2.58 standard deviations of the sampling mean of the mean

of the sampling distribution of the sampling mean, which is

the same thing as our actual population mean, which is the

same thing as our population proportion. So of p. And we know what this

value is right here. At least we have a decent

estimate for this value. We don’t know exactly what this

is, but our best estimate for this value is

this over here. So we could re-write this, so

we could say that we are confident because we are really

using an estimator to get this value here. We are confident that there is

a 99% chance that a random x, a random sample mean, is

within– and let’s figure out this value right here

using a calculator. So it is 2.58 times our best

estimate of the standard deviation of the sampling

distribution, so times 0.031 is equal to 0.0– well let’s

just round this up because it’s so close to 0.08– is

within 0.08 of the population proportion.
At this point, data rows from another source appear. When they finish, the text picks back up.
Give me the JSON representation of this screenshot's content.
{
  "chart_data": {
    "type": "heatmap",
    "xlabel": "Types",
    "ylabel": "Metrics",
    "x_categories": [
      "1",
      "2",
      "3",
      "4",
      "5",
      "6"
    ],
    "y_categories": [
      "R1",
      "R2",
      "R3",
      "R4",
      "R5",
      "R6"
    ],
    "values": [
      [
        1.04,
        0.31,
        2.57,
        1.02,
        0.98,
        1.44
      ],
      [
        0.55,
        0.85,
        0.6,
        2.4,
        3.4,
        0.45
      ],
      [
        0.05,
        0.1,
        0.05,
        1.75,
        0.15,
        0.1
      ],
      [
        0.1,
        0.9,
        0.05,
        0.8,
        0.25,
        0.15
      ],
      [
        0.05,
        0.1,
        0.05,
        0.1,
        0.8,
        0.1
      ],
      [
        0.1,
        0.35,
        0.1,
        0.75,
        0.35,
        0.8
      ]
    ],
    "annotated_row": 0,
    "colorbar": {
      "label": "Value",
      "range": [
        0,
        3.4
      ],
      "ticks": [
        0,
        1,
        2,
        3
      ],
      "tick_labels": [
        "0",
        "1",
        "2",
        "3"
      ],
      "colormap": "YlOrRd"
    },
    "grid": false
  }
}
Or you could say that you’re

confident that the population proportion is within 0.08

of your sample mean. That’s the exact

same statement. So if we want our confidence

interval, our actual number that we got for there,

our actual sample mean we got was 0.568. So we could replace this, and

actually let me do it. I can delete this right here. Let me clear it. I can replace this, because we

actually did take a sample. So I can replace this

with 0.568. So we could be confident that

there’s a 99% chance that 0.568 is within 0.08 of the

population proportion, which is the same thing as the

population mean, which is the same thing as the mean of the

sampling distribution of the sample mean, so forth

and so on. And just to make it clear we can

actually swap these two. It wouldn’t change

the meaning. If this is within 0.08

of that, then that is within 0.08 of this. So let me switch this

up a little bit. So we could put a p is within

of– let me switch this up– of 0.568. And now linguistically it sounds

a little bit more like a confidence interval. We are confident that there’s a

99% chance that p is within 0.08 of the sample

mean of 0.568. So what would be our confidence

interval? It will be 0.568 plus

or minus 0.08. And what would that be? If you add 0.08 to this right

over here, at the upper end you’re going to have 0.648. And at the lower end of our

range, so this is the upper end, the lower end. If we subtract 8 from

this we get 0.488. So we are 99% confident that the

true population proportion is between these two numbers. Or another way, that the true

percentage of teachers who think those computers are good

ideas is between– we’re 99% confident– we’re confident that

there’s a 99% chance that the true percentage of teachers

that like the computers is between

48.8% and 64.8%. Now we answered the first

part of the question. The second part, how could the

survey be changed to narrow the confidence interval,

but to maintain the 99% confidence interval? Well, you could just

take more samples. If you take more samples than

our estimate of the standard deviation of this distribution

will go down because this denominator will be higher. If the denominator is higher

then this whole thing will go down. So if the standard deviations

go down here, then when we count the standard deviations,

when we do the plus or minus on the range, this value

will go down and will narrow our range. So you just take more samples.